Declaration of interest: (quote) "The authors declare that they have no conflicts of interest."
Risk of bias
Bias Authors' judgement Support for judgement
Random sequence generation (selection bias) Low risk Quote: "Participants were simultaneously randomised in a 2‐by‐2 factorial design to both an antiplatelet intervention (1:1, double‐blind, aspirin + placebo vs. aspirin + clopidogrel)."
Allocation concealment (selection bias) Low risk Quote: "Randomization assignments (permuted block design of variable size, stratified by clinical centre and hypertension status) were unavailable for preview and stored electronically at each clinical centre and at the SPS3 Statistical Centre."
Blinding of participants and personnel (performance bias)
All outcomes Low risk Quote: "All SPS3 participants take enteric‐coated aspirin 325mg daily and are randomly assigned (double‐blind) to take clopidogrel 75mg daily or the matching placebo.

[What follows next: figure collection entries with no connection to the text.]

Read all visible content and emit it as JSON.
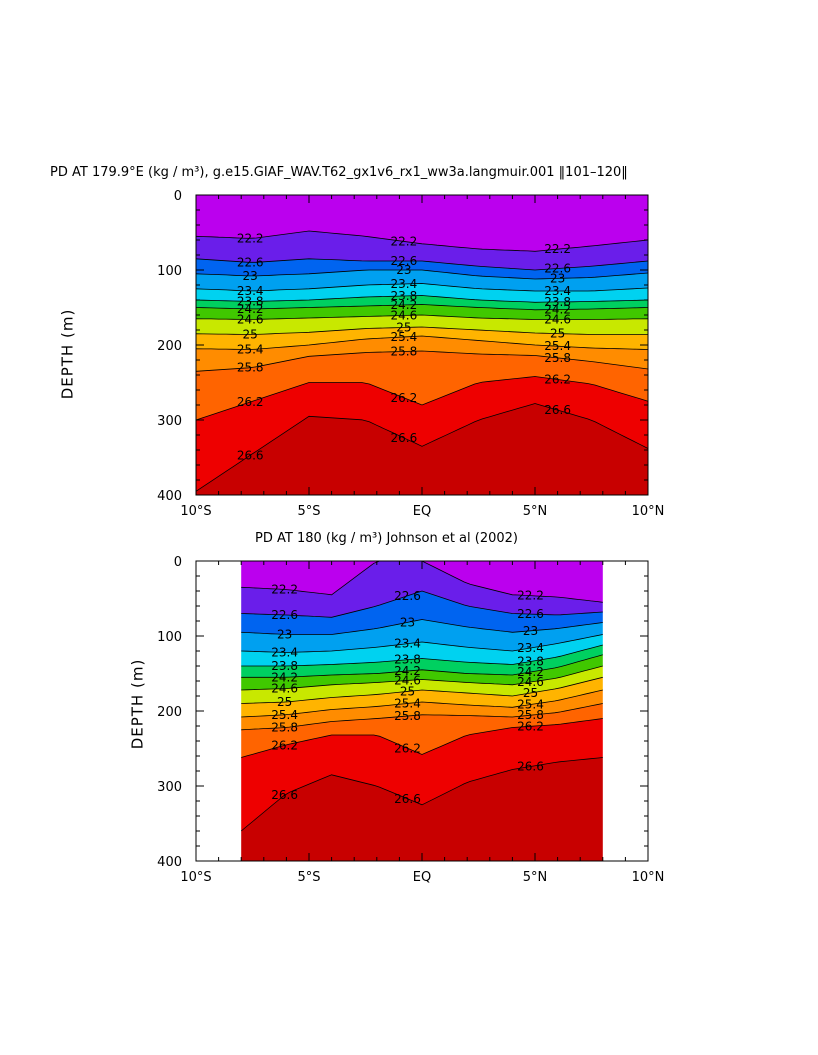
{
  "chart_data": [
    {
      "type": "heatmap",
      "subtype": "filled-contour",
      "title": "PD AT 179.9°E (kg / m³), g.e15.GIAF_WAV.T62_gx1v6_rx1_ww3a.langmuir.001 ‖101–120‖",
      "ylabel": "DEPTH (m)",
      "xlabel": "",
      "x_ticks": [
        "10°S",
        "5°S",
        "EQ",
        "5°N",
        "10°N"
      ],
      "x_tick_values": [
        -10,
        -5,
        0,
        5,
        10
      ],
      "y_ticks": [
        "0",
        "100",
        "200",
        "300",
        "400"
      ],
      "y_tick_values": [
        0,
        100,
        200,
        300,
        400
      ],
      "xlim": [
        -10,
        10
      ],
      "ylim": [
        400,
        0
      ],
      "data_xlim": [
        -10,
        10
      ],
      "colorscale": [
        "#bb00ee",
        "#6a1eea",
        "#0028ff",
        "#0064f0",
        "#00a0f0",
        "#00d2f0",
        "#00e8b0",
        "#00d060",
        "#40c800",
        "#c8e800",
        "#ffe800",
        "#ffb400",
        "#ff8c00",
        "#ff6400",
        "#ff2800",
        "#ee0000",
        "#c80000"
      ],
      "contour_interval": 0.2,
      "contour_labels": [
        "22.2",
        "22.6",
        "23",
        "23.4",
        "23.8",
        "24.2",
        "24.6",
        "25",
        "25.4",
        "25.8",
        "26.2",
        "26.6"
      ],
      "isopycnal_depth_profiles": {
        "x": [
          -10,
          -7.5,
          -5,
          -2.5,
          0,
          2.5,
          5,
          7.5,
          10
        ],
        "levels": [
          {
            "sigma": 22.2,
            "depth": [
              55,
              58,
              48,
              55,
              65,
              72,
              75,
              68,
              60
            ]
          },
          {
            "sigma": 22.6,
            "depth": [
              85,
              90,
              85,
              88,
              88,
              95,
              100,
              95,
              88
            ]
          },
          {
            "sigma": 23.0,
            "depth": [
              105,
              108,
              105,
              100,
              100,
              108,
              112,
              110,
              104
            ]
          },
          {
            "sigma": 23.4,
            "depth": [
              125,
              128,
              125,
              120,
              118,
              125,
              128,
              128,
              124
            ]
          },
          {
            "sigma": 23.8,
            "depth": [
              140,
              142,
              140,
              136,
              134,
              140,
              143,
              142,
              140
            ]
          },
          {
            "sigma": 24.2,
            "depth": [
              150,
              152,
              150,
              148,
              146,
              150,
              153,
              152,
              150
            ]
          },
          {
            "sigma": 24.6,
            "depth": [
              165,
              166,
              164,
              162,
              160,
              164,
              166,
              166,
              165
            ]
          },
          {
            "sigma": 25.0,
            "depth": [
              185,
              186,
              183,
              178,
              176,
              180,
              184,
              186,
              186
            ]
          },
          {
            "sigma": 25.4,
            "depth": [
              205,
              206,
              200,
              192,
              188,
              194,
              200,
              204,
              206
            ]
          },
          {
            "sigma": 25.8,
            "depth": [
              235,
              230,
              215,
              210,
              208,
              212,
              214,
              222,
              232
            ]
          },
          {
            "sigma": 26.2,
            "depth": [
              300,
              275,
              250,
              250,
              280,
              250,
              242,
              252,
              275
            ]
          },
          {
            "sigma": 26.6,
            "depth": [
              395,
              345,
              295,
              300,
              335,
              300,
              278,
              300,
              338
            ]
          }
        ]
      }
    },
    {
      "type": "heatmap",
      "subtype": "filled-contour",
      "title": "PD AT 180 (kg / m³) Johnson et al (2002)",
      "ylabel": "DEPTH (m)",
      "xlabel": "",
      "x_ticks": [
        "10°S",
        "5°S",
        "EQ",
        "5°N",
        "10°N"
      ],
      "x_tick_values": [
        -10,
        -5,
        0,
        5,
        10
      ],
      "y_ticks": [
        "0",
        "100",
        "200",
        "300",
        "400"
      ],
      "y_tick_values": [
        0,
        100,
        200,
        300,
        400
      ],
      "xlim": [
        -10,
        10
      ],
      "ylim": [
        400,
        0
      ],
      "data_xlim": [
        -8,
        8
      ],
      "colorscale": [
        "#bb00ee",
        "#6a1eea",
        "#0028ff",
        "#0064f0",
        "#00a0f0",
        "#00d2f0",
        "#00e8b0",
        "#00d060",
        "#40c800",
        "#c8e800",
        "#ffe800",
        "#ffb400",
        "#ff8c00",
        "#ff6400",
        "#ff2800",
        "#ee0000",
        "#c80000"
      ],
      "contour_interval": 0.2,
      "contour_labels": [
        "22.2",
        "22.6",
        "23",
        "23.4",
        "23.8",
        "24.2",
        "24.6",
        "25",
        "25.4",
        "25.8",
        "26.2",
        "26.6"
      ],
      "isopycnal_depth_profiles": {
        "x": [
          -8,
          -6,
          -4,
          -2,
          0,
          2,
          4,
          6,
          8
        ],
        "levels": [
          {
            "sigma": 22.2,
            "depth": [
              35,
              38,
              45,
              0,
              0,
              30,
              45,
              48,
              55
            ]
          },
          {
            "sigma": 22.6,
            "depth": [
              70,
              72,
              75,
              60,
              40,
              60,
              70,
              72,
              68
            ]
          },
          {
            "sigma": 23.0,
            "depth": [
              95,
              98,
              98,
              90,
              78,
              88,
              95,
              90,
              82
            ]
          },
          {
            "sigma": 23.4,
            "depth": [
              120,
              122,
              120,
              115,
              108,
              115,
              120,
              110,
              98
            ]
          },
          {
            "sigma": 23.8,
            "depth": [
              140,
              140,
              138,
              135,
              130,
              135,
              138,
              128,
              112
            ]
          },
          {
            "sigma": 24.2,
            "depth": [
              155,
              155,
              152,
              150,
              145,
              150,
              152,
              142,
              125
            ]
          },
          {
            "sigma": 24.6,
            "depth": [
              172,
              170,
              165,
              162,
              158,
              162,
              165,
              156,
              140
            ]
          },
          {
            "sigma": 25.0,
            "depth": [
              190,
              188,
              182,
              178,
              172,
              176,
              180,
              170,
              155
            ]
          },
          {
            "sigma": 25.4,
            "depth": [
              208,
              205,
              198,
              194,
              188,
              192,
              195,
              186,
              172
            ]
          },
          {
            "sigma": 25.8,
            "depth": [
              225,
              222,
              214,
              210,
              205,
              206,
              208,
              202,
              190
            ]
          },
          {
            "sigma": 26.2,
            "depth": [
              262,
              245,
              232,
              232,
              258,
              232,
              222,
              218,
              210
            ]
          },
          {
            "sigma": 26.6,
            "depth": [
              360,
              310,
              285,
              300,
              325,
              295,
              278,
              268,
              262
            ]
          }
        ]
      }
    }
  ]
}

Antiplatelet medications are provided to patients at randomisation and each quarterly follow‐up visit, with adherence measured by pill counts."

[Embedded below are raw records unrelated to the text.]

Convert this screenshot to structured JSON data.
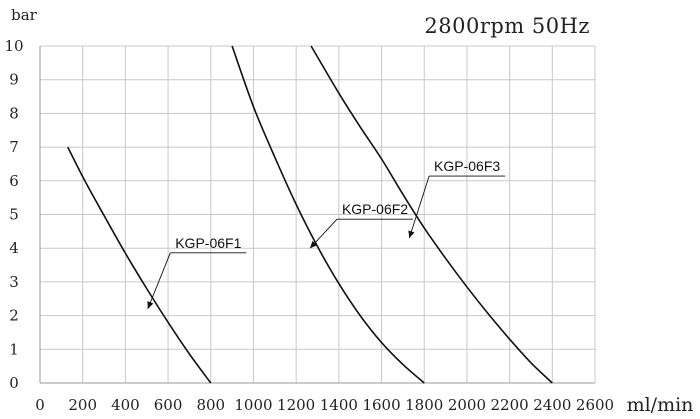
{
  "chart_data": {
    "type": "line",
    "title": "2800rpm 50Hz",
    "ylabel": "bar",
    "xlabel": "ml/min",
    "xlim": [
      0,
      2600
    ],
    "ylim": [
      0,
      10
    ],
    "x_ticks": [
      0,
      200,
      400,
      600,
      800,
      1000,
      1200,
      1400,
      1600,
      1800,
      2000,
      2200,
      2400,
      2600
    ],
    "y_ticks": [
      0,
      1,
      2,
      3,
      4,
      5,
      6,
      7,
      8,
      9,
      10
    ],
    "grid": true,
    "series": [
      {
        "name": "KGP-06F1",
        "x": [
          130,
          210,
          300,
          400,
          500,
          600,
          700,
          800
        ],
        "y": [
          7.0,
          6.0,
          4.97,
          3.85,
          2.8,
          1.8,
          0.86,
          0
        ]
      },
      {
        "name": "KGP-06F2",
        "x": [
          900,
          1000,
          1100,
          1200,
          1300,
          1400,
          1500,
          1600,
          1700,
          1800
        ],
        "y": [
          10.0,
          8.2,
          6.7,
          5.3,
          4.05,
          2.95,
          2.0,
          1.2,
          0.55,
          0
        ]
      },
      {
        "name": "KGP-06F3",
        "x": [
          1270,
          1400,
          1500,
          1600,
          1700,
          1800,
          1900,
          2000,
          2100,
          2200,
          2300,
          2400
        ],
        "y": [
          10.0,
          8.6,
          7.6,
          6.65,
          5.6,
          4.6,
          3.7,
          2.85,
          2.05,
          1.3,
          0.6,
          0
        ]
      }
    ],
    "annotations": [
      {
        "label": "KGP-06F1",
        "series": "KGP-06F1",
        "point": [
          505,
          2.2
        ]
      },
      {
        "label": "KGP-06F2",
        "series": "KGP-06F2",
        "point": [
          1265,
          4.0
        ]
      },
      {
        "label": "KGP-06F3",
        "series": "KGP-06F3",
        "point": [
          1730,
          4.3
        ]
      }
    ]
  }
}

Blinding of outcome assessment (detection bias)
All outcomes Low risk Quote: "All possible outcome and safety events are reviewed by the blinded Events Adjudication Committee made up of neurologists, cardiologists, and internists who are not otherwise involved in SPS3. Event materials, including diagnostic information, blinded to patient identity are submitted by the clinical sites to the Events Coordinator, who blinds them to any information potentially revealing SPS3 treatment assignments and distributes to at least two committee members for review."

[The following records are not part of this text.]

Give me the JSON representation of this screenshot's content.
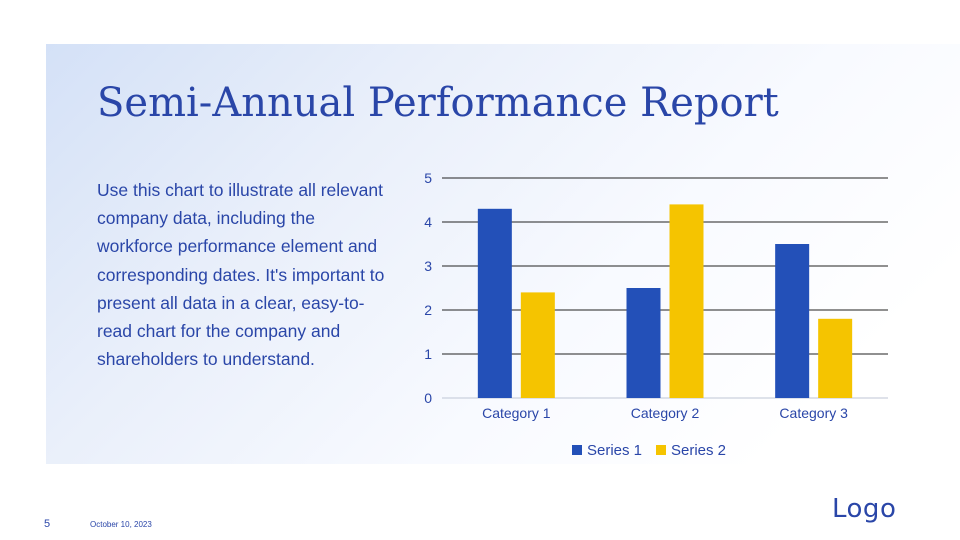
{
  "slide": {
    "title": "Semi-Annual Performance Report",
    "body": "Use this chart to illustrate all relevant company data, including the workforce performance element and corresponding dates. It's important to present all data in a clear, easy-to-read chart for the company and shareholders to understand.",
    "page_number": "5",
    "date": "October 10, 2023",
    "logo": "Logo"
  },
  "colors": {
    "text": "#2a46a8",
    "series1": "#2350b8",
    "series2": "#f5c400",
    "gridline": "#222222"
  },
  "chart_data": {
    "type": "bar",
    "categories": [
      "Category 1",
      "Category 2",
      "Category 3"
    ],
    "series": [
      {
        "name": "Series 1",
        "values": [
          4.3,
          2.5,
          3.5
        ]
      },
      {
        "name": "Series 2",
        "values": [
          2.4,
          4.4,
          1.8
        ]
      }
    ],
    "ylim": [
      0,
      5
    ],
    "yticks": [
      "0",
      "1",
      "2",
      "3",
      "4",
      "5"
    ],
    "grid": true,
    "legend": "bottom"
  }
}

Incomplete outcome data (attrition bias)
All outcomes High risk 74% of the 2916 participants had the CASI assessment completed at their last annual visit.
Missing cognitive assessments likely to be related to cognitive outcome.
Selective reporting (reporting bias) Low risk Comment: both primary and secondary outcomes were reported as described in the study protocol.
Other bias Low risk No evidence of other bias noted.

ADL: activities of daily living; ARWMC: age‐related white matter change; CASI: Cognitive Abilities Screening Instrument; CDR: Clinical Dementia Rating; CDR‐SB: Clinical Dementia Rating scale Sum of Boxes; CIBIC‐plus: Clinician Interview‐Based Impression of Change‐Plus Caregiver Input; DSM‐IV: Diagnostic and Statistical Manual of Mental Disorders Fourth Edition; ECG: electrocardiogram; HAMD: Hamilton Depression Scale; INR: international normalised ratio; IQR: interquartile range; MMSE: Mini‐Mental State Examination; MRI: magnetic resonance imaging; NPI: Neuropsychiatric Inventory; NYHA: New York Heart Association; SBI: silent brain infarction; SD: standard deviation; SPS3: Secondary Prevention of Small Subcortical Strokes; TIA: transient ischaemic attack; WML: white matter lesions.